Bisnis.com, JAKARTA — Kementerian Energi dan Sumber Daya Mineral berharap skema government drilling dapat membantu menekan harga listrik dari pembangkit listrik tenaga panas bumi (PLTP).
Direktur Panas Bumi Ditjen EBTKE Kementerian ESDM Harris menilai bahwa skema penawaran wilayah kerja panas bumi (WKP) yang didahului dengan Penugasan Survei Pendahuluan dan Eksplorasi (PSPE) yang berlaku saat ini, belum memberikan insentif secara efektif untuk menekan risiko kegiatan eksplorasi.
"Kalau melihat grafik risiko pengembangan panas bumi di mana di awal sangat tinggi, dengan hanya survei pendahuluan itu risiko panas bumi masih sangat tinggi di atas 90 persen," ujar Harris dalam sebuah webinar, Jumat (21/5/2021).

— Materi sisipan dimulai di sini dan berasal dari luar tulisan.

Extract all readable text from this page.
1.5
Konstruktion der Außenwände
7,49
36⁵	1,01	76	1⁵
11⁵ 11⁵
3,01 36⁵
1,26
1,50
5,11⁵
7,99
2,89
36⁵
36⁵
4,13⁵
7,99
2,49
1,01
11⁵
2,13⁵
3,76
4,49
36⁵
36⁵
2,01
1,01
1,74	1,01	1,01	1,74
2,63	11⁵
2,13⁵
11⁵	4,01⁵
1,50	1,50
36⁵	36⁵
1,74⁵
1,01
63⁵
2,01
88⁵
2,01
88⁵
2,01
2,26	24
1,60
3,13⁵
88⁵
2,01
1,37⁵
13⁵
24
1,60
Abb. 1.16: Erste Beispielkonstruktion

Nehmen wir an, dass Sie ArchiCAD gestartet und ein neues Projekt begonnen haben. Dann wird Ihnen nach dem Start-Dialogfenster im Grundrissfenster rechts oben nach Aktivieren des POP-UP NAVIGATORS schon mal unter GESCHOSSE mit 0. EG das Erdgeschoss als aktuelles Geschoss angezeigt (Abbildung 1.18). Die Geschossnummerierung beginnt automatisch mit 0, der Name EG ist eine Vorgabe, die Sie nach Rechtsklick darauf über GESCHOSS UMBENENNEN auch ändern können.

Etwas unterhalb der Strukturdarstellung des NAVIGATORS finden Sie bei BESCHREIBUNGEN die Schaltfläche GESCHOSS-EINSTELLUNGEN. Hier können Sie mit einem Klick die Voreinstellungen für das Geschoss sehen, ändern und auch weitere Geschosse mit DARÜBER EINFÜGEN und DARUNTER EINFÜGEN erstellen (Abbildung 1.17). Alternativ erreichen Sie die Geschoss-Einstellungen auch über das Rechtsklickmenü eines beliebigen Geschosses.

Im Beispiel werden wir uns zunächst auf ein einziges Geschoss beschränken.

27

Masih tingginya risiko tersebut membuat harga listrik dari PLTP yang ditawarkan oleh pengembang menjadi mahal, yakni pada kisaran US$12 sen per kilowatt hour (kWh).
Oleh karena itu, pemerintah berupaya untuk menekan risiko eksplorasi panas bumi melalui program government drilling atau pengeboran sumur panas bumi oleh pemerintah.
Melalui program ini, kata Harris, pemerintah akan meningkatkan kualitas data WKP sebelum nantinya ditawarkan kepada badan usaha melalui proses lelang. Dengan langkah ini diharapkan dapat menekan risiko pengembangan panas bumi hingga di bawah angka 60 persen.
"Diharapkan nanti tentunya risiko proyek panas bumi turun karena nantinya government drilling ini sampai pada penyiapan pengeboran dua stream hole di tiap WKP ditambah satu standard hole. Diharapkan juga harga listrik yang ditawarkan pengembang itu bisa lebih rendah dan tidak lagi double digit. Syukur-syukur single digit di bawah US$10 sen," kata Harris.
Adapun, sepanjang 2020—2024, pemerintah akan melakukan government drilling pada 20 WKP dengan potensi sumber daya mencapai 1.844 MW dan rencana pengembangan hingga 683 MW.
Ketua Umum Asosiasi Panas Bumi (API) Prijandaru Effendi mengapresiasi upaya pemerintah untuk melakukan government drilling tersebut. Namun, dia menilai pengembang panas bumi juga perlu tetap diberikan peluang untuk melakukan eksplorasi dari awal.
Hal tersebut mengingat bujet pemerintah terbatas sehingga membutuhkan waktu yang cukup panjang untuk merealisasikan program pengembangan panas bumi yang dicanangkan.
Dia yakin bila tarif listrik yang diberikan menarik, pengembang tak akan terbebani untuk melakukan eksplorasi sendiri.
"Kalau berbagi dengan investor, karena mereka memang risk taker, selama return yang diberikan sesuai dengan risiko yang diambil pasti akan dilakukan. Dengan berbagi ini, kami bisa bantu mempercepat pengembangan panas bumi," katanya.